Сидящие за столом пошептались между собой, после чего Юниус Хассельбах задал вопрос:
– Скажи нам, Маттиас, где сейчас твоя сестра и кто может засвидетельствовать ее увечье?
– Она не смеет показываться на людях, – ответил портной. – И поначалу даже не хотела, чтобы я жаловался на ее мужа. Но ведь как по-другому, когда…
– Кто может засвидетельствовать правдивость твоих слов? – нахмурившись, повторил Хассельбах.
– Спросите госпожу Видерхольт, – пожал плечами Турм. – Она вправляла ей вывих и все видела. Или, если желаете, сходите к сестре и посмотрите на нее сами.
Снова пошептавшись, советники распорядились отправить за Юлианой Шнайдер посыльного, а затем приступили к допросу ее мужа. Тот и не отпирался особо. Сказал, что действительно поколотил жену за скверно приготовленный ужин и что, если бы она не перечила ему и не вздумала сопротивляться и хватать его за руки, ничего дурного и не случилось бы.
Вслед за Шнайдером судьи опросили трактирщика, травницу Видерхольт и Конрада Месснера, которые подтвердили слова Турма.
Как только посыльный привел к ратуше Юлиану Шнайдер, ее, по распоряжению бургомистра, отвели в одну из дальних комнат, где трое судей лично смогли убедиться в том, что два передних зуба у женщины выбиты, а один глаз заплыл багровым кровоподтеком.
Несколькими минутами спустя было объявлено решение: Кристофу Шнайдеру за излишнюю жестокость и неподобающее поведение присудить шесть часов позорного столба, а также штраф в полтора талера серебром. Неприязненно посмотрев на насупившегося мясника, бургомистр прибавил также, что если тот еще раз поступит со своей женой подобным образом и нанесет ей увечье, то наказанием для него будет уже не позорный столб, а городская тюрьма.
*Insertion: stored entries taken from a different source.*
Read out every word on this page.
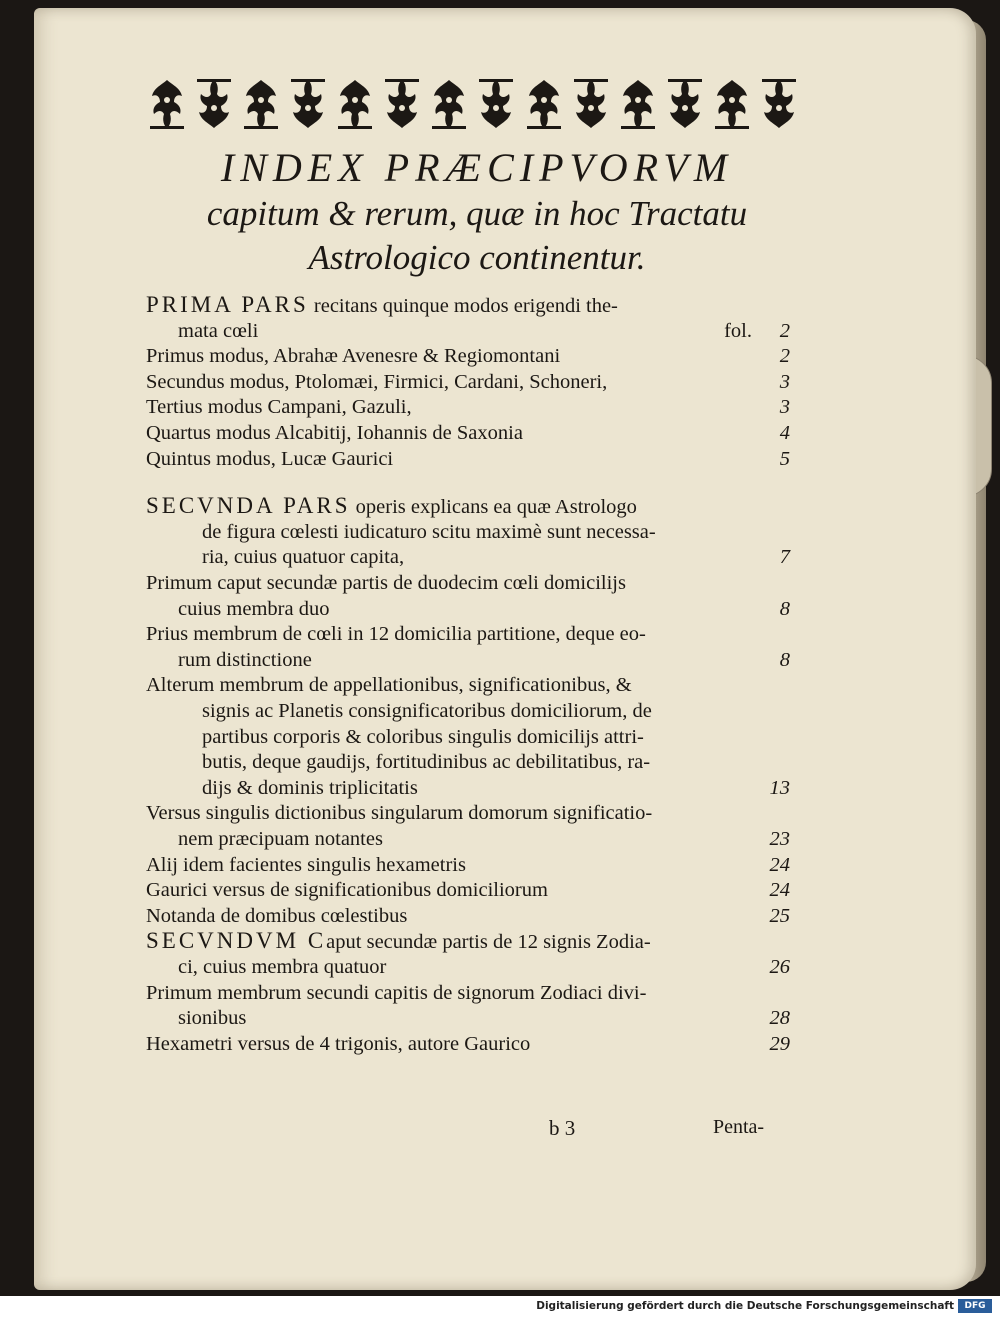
INDEX PRÆCIPVORVM
capitum & rerum, quæ in hoc Tractatu
Astrologico continentur.
PRIMA PARS recitans quinque modos erigendi the-
mata cœli	fol. 2
Primus modus, Abrahæ Avenesre & Regiomontani	2
Secundus modus, Ptolomæi, Firmici, Cardani, Schoneri,	3
Tertius modus Campani, Gazuli,	3
Quartus modus Alcabitij, Iohannis de Saxonia	4
Quintus modus, Lucæ Gaurici	5
SECVNDA PARS operis explicans ea quæ Astrologo
de figura cœlesti iudicaturo scitu maximè sunt necessa-
ria, cuius quatuor capita,	7
Primum caput secundæ partis de duodecim cœli domicilijs
cuius membra duo	8
Prius membrum de cœli in 12 domicilia partitione, deque eo-
rum distinctione	8
Alterum membrum de appellationibus, significationibus, &
signis ac Planetis consignificatoribus domiciliorum, de
partibus corporis & coloribus singulis domicilijs attri-
butis, deque gaudijs, fortitudinibus ac debilitatibus, ra-
dijs & dominis triplicitatis	13
Versus singulis dictionibus singularum domorum significatio-
nem præcipuam notantes	23
Alij idem facientes singulis hexametris	24
Gaurici versus de significationibus domiciliorum	24
Notanda de domibus cœlestibus	25
SECVNDVM Caput secundæ partis de 12 signis Zodia-
ci, cuius membra quatuor	26
Primum membrum secundi capitis de signorum Zodiaci divi-
sionibus	28
Hexametri versus de 4 trigonis, autore Gaurico	29
b 3	Penta-
Digitalisierung gefördert durch die Deutsche Forschungsgemeinschaft	DFG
Дальше последовало еще несколько жалоб различного рода: кто-то тайком передвинул на поле межевые камни и прихватил таким образом кусок чужой земли; чья-то корова, проломив худую ограду, вытоптала морковные грядки на соседском огороде; один из горожан попросил бочара Касснера сделать новые бочки для хранения солонины, а затем отказался оплачивать сделанную работу.
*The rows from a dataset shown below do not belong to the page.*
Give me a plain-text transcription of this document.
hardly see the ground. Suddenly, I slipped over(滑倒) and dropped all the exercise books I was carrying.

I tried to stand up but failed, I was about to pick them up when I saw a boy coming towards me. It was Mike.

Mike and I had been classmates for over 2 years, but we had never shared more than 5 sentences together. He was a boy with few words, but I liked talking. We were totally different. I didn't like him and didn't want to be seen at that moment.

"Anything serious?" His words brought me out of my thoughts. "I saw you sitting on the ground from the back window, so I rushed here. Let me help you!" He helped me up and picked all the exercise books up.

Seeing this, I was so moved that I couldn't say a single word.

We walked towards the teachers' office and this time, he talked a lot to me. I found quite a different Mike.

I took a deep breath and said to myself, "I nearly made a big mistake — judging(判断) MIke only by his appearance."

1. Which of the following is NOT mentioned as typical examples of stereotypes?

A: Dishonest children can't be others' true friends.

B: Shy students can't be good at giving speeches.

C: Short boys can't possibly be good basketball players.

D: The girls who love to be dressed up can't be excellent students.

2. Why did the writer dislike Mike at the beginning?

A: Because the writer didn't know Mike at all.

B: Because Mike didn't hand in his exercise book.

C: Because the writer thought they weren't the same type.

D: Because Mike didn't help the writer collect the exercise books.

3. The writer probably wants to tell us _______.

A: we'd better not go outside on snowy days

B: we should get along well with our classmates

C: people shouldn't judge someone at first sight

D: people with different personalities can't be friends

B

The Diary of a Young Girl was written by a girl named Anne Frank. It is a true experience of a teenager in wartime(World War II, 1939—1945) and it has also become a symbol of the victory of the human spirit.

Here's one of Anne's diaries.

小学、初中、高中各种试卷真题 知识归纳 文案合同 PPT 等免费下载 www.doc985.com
Последним к суду общины обратился лавочник Шлейс, который обвинил одного из заезжих купцов, Фридриха Хаасе из Магдебурга, в том, что тот вел в Кленхейме незаконную торговлю.
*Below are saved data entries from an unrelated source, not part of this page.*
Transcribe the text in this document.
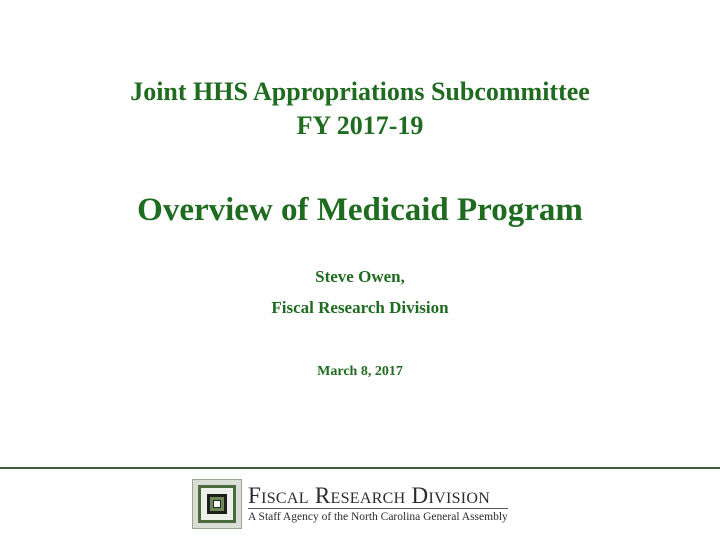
Joint HHS Appropriations Subcommittee
FY 2017-19
Overview of Medicaid Program
Steve Owen,
Fiscal Research Division
March 8, 2017
Fiscal Research Division
A Staff Agency of the North Carolina General Assembly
– Можно свободно торговать мелочным товаром, – говорил Шлейс, – продавать книги, ламповые фитили, инструменты или кружево. Но никто из пришлых не вправе торговать у нас солью, мукой, тканями и тому подобным. Все это прежде должно быть продано в мою лавку. На то имеется давнишнее разрешение Совета, выданное еще моему отцу и переписанное затем на мое имя. Сам я торгую без малого двадцать лет, и торгую честно. За все время никогда ни разу еще не было, чтобы я обманул кого-то или продал негодный товар. Мне мое имя дорого. Совет разрешил мне добавлять десятую часть сверх покупной цены, чтобы иметь возможность содержать лавку и кормить свою семью, – что ж, этого установления я тоже никогда не нарушал и никогда не брал с людей сверх положенного. А прощелыга Хаасе – он ведь не первый раз появлялся у нас и прекрасно знает наши порядки. И все же решился торговать в обход. Тех, кто покупал у него, я не виню: Фридрих продавал товар чуть дешевле. Значит, кому-то из нас повезло, кто-то выиграл на этом. На разве город выиграет, если моя лавка разорится от нечестной торговли? И с кого тогда будем спрашивать за негодную муку или порченый отрез ткани? Я полагаю так, что община должна вмешаться и встать на защиту собственных правил – не ради выгоды моей семьи, а ради выгоды общей.
Переглянувшись с другими членами Совета, бургомистр произнес:
– Твое обвинение, Густав, заявлено против человека, который не подчинен нашей власти, и обвинение это серьезно. Мы верим тебе, ибо знаем, что ты человек честный. Но для того, чтобы призвать к ответу жителя Магдебурга, потребуются некоторые доказательства.
– Я могу представить Совету свидетельства пятерых человек из тех, кто покупал у Хаасе товар. Сам же готов поклясться на Святом Евангелии в том, что мои слова правдивы.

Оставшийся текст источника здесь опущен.